Inzwischen verfüge ich aber schon über so viel Wissen, dass ich mir auf manche Dinge einen Reim machen kann.

Grundsätzlich glaube ich, dass es in der Natur religiöser Menschen liegt, Anhängern anderer Religionen misstrauisch gegenüber zu stehen. Das wird ursprünglich sicher eine Rolle gespielt haben. Es galt früher das Prinzip "cuius regio, eius religio" - die Untertanen mussten also die Religion des Feudalherren annehmen. Nur die Juden taten es nicht. Es wurde versucht, sie zum Übertritt zu bewegen, indem ihnen der Zugang zu allen möglichen Berufen verwehrt wurde. Doch dann kam man darauf, dass die Juden sogar nützlich sein könnten: denn Christen war es verboten, Zinsen einzutreiben. Somit konnten sich Juden als Geldverleiher nützlich machen.
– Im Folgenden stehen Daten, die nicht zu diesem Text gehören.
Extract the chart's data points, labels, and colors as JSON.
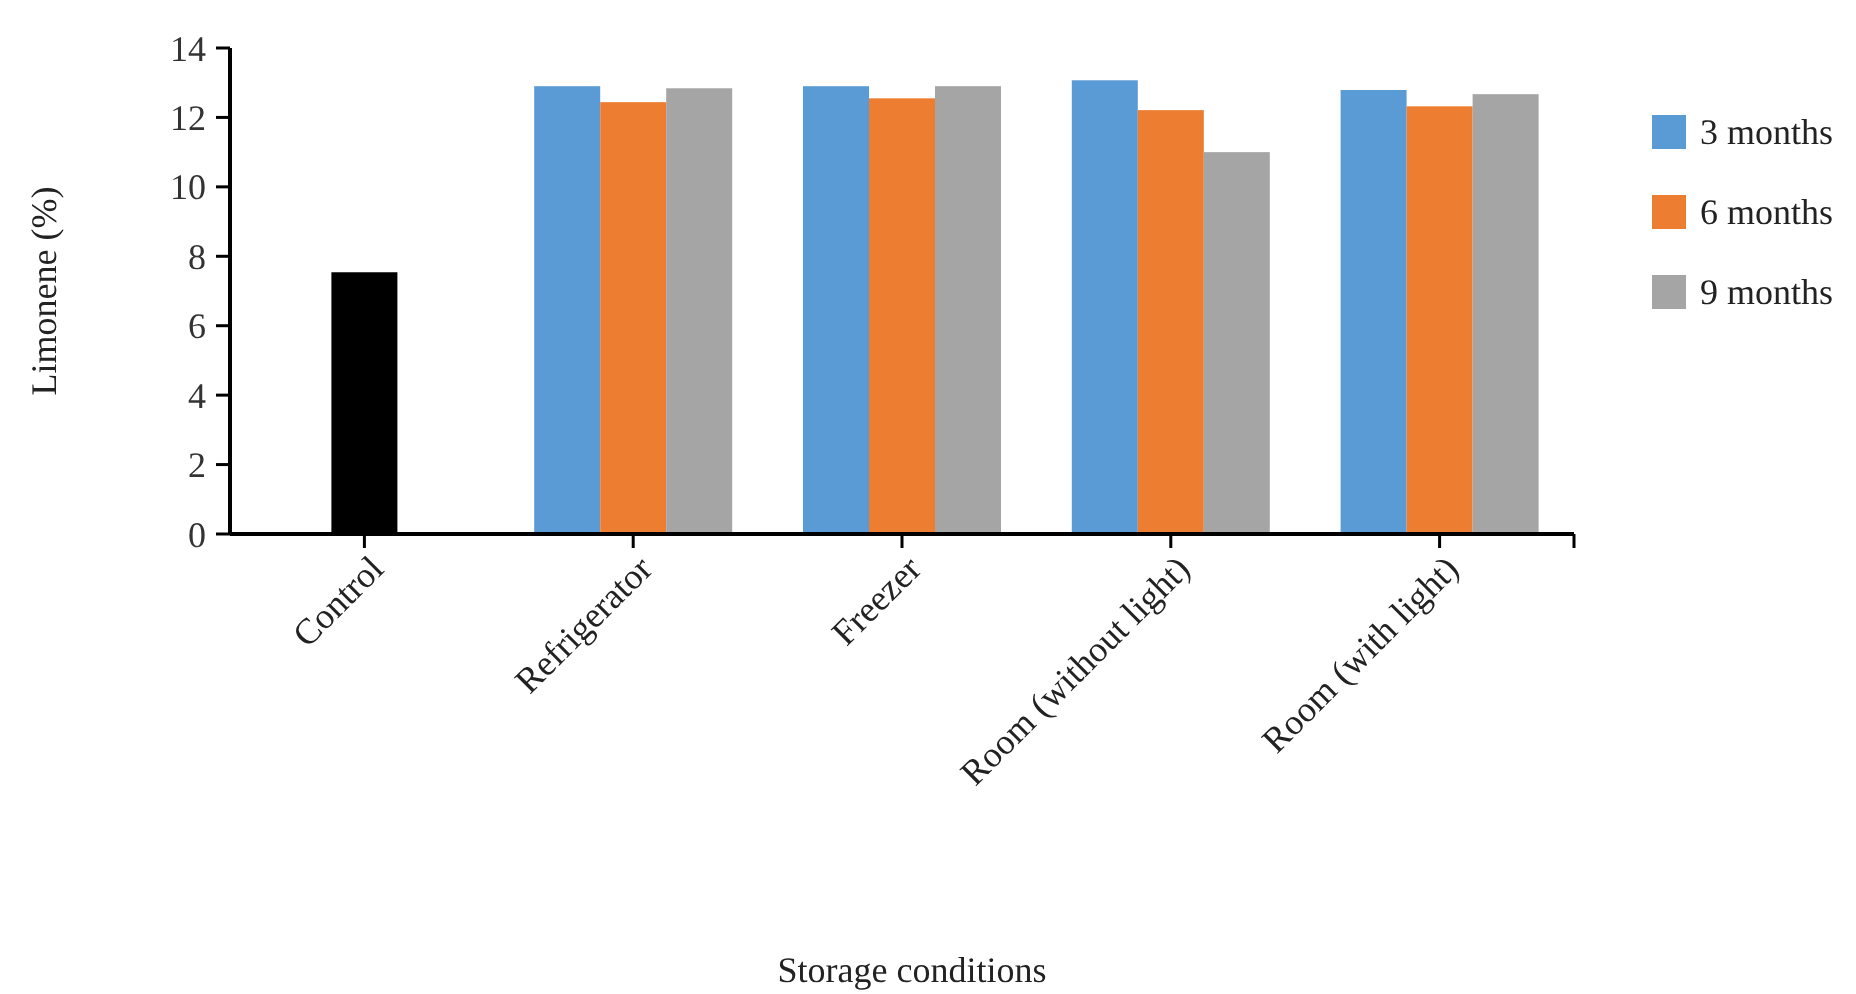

Durch diese Beschränkung auf den Beruf des Geldverleihers, der eher intellektueller Natur war und vermutlich eine für damalige Verhältnisse überdurchschnittliche Intelligenz erforderte, begab es sich, dass nur solche Juden ihr Dasein fristen konnten, die über einen entsprechend hohen Intelligenzgrad verfügten. So kam es innerhalb der jüdischen Population zu einem Selektionsdruck, der dazu führte, dass bald die meisten der überlebenden Juden im Vergleich zu vielen ihrer christlichen Mitbürger relativ intelligent waren.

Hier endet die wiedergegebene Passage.